In the aftermath, they lay entangled, Isabella’s hair free of its braid and Amaury on his back beside her. He was warm and solid, the beat of his heart beneath her fingertips as reassuring asthe calling of the hour from the gatehouse. Isabella heaved a sigh of contentment and ran her fingers across his chest.
She was no longer alone.
Amaury pressed a kiss to her bare shoulder. “Perhaps I should leave you in peril more often,” he mused in a low rumble, then kissed the hollow of her throat.
Isabella shivered in delight, catching her breath at his caress. “I was not in peril,” she said, keeping her voice very low.
Amaury did not reply, as if he disagreed, then reached to brush his lips across her own.
Isabella luxuriated in his kiss, then asked. “When was I in peril?”
“Every moment since your father passed. Perhaps even before.”
Isabella frowned and sat up. “Me? But why?” She eased open one drape so she could see Amaury’s shadowed features.

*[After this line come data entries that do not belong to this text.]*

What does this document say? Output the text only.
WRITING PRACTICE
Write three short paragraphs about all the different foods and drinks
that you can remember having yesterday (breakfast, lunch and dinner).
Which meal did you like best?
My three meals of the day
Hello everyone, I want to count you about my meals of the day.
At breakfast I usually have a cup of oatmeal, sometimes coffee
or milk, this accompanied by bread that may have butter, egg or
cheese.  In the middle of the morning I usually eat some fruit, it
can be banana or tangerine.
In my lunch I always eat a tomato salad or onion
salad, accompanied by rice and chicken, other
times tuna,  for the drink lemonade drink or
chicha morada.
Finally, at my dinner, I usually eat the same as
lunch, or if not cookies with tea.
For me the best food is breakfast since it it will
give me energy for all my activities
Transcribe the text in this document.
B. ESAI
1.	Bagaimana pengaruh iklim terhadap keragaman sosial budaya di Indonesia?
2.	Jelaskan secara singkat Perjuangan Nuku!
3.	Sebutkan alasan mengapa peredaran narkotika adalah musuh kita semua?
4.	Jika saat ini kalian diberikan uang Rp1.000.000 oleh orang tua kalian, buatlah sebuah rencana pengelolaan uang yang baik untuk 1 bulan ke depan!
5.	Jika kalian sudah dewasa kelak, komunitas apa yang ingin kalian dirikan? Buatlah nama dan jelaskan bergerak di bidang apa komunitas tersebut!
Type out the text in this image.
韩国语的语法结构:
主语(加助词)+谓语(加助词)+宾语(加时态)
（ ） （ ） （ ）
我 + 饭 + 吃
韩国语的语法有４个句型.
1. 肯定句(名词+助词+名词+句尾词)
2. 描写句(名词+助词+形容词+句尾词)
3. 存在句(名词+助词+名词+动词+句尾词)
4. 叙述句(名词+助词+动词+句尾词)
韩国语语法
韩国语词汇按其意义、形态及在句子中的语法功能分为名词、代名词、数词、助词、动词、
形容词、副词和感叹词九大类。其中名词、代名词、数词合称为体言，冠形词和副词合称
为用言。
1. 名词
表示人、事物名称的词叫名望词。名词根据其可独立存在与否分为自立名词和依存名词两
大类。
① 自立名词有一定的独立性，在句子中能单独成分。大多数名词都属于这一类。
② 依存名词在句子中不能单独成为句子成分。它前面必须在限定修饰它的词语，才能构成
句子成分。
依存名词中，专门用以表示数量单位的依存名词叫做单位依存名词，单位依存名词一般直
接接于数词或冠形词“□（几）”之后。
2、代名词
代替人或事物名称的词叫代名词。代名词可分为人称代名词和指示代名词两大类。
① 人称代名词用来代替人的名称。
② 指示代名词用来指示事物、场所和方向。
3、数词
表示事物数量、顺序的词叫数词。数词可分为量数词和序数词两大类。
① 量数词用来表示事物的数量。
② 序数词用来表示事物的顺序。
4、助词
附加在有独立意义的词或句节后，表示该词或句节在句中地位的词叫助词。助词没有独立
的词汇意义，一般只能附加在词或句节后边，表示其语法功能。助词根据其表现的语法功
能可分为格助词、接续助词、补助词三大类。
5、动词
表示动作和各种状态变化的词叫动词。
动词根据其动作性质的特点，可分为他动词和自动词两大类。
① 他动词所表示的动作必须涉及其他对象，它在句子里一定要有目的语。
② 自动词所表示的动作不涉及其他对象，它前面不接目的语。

His expression was grim. “Your brother was murdered and then your father. You are the sole obstacle remaining in the path of whoever desires Marnis enough to kill for it.”
Isabella blinked. “My father was not murdered.”
“Was he not?”
“He died, as old men are wont to do.” She was keenly aware of the familiarity of the words, and also how she found the explanation somehow unsatisfactory.
“He died violently, after eating of a dish prepared especially for him,” Amaury corrected. “He was poisoned, my lady. I would wager my soul upon it.”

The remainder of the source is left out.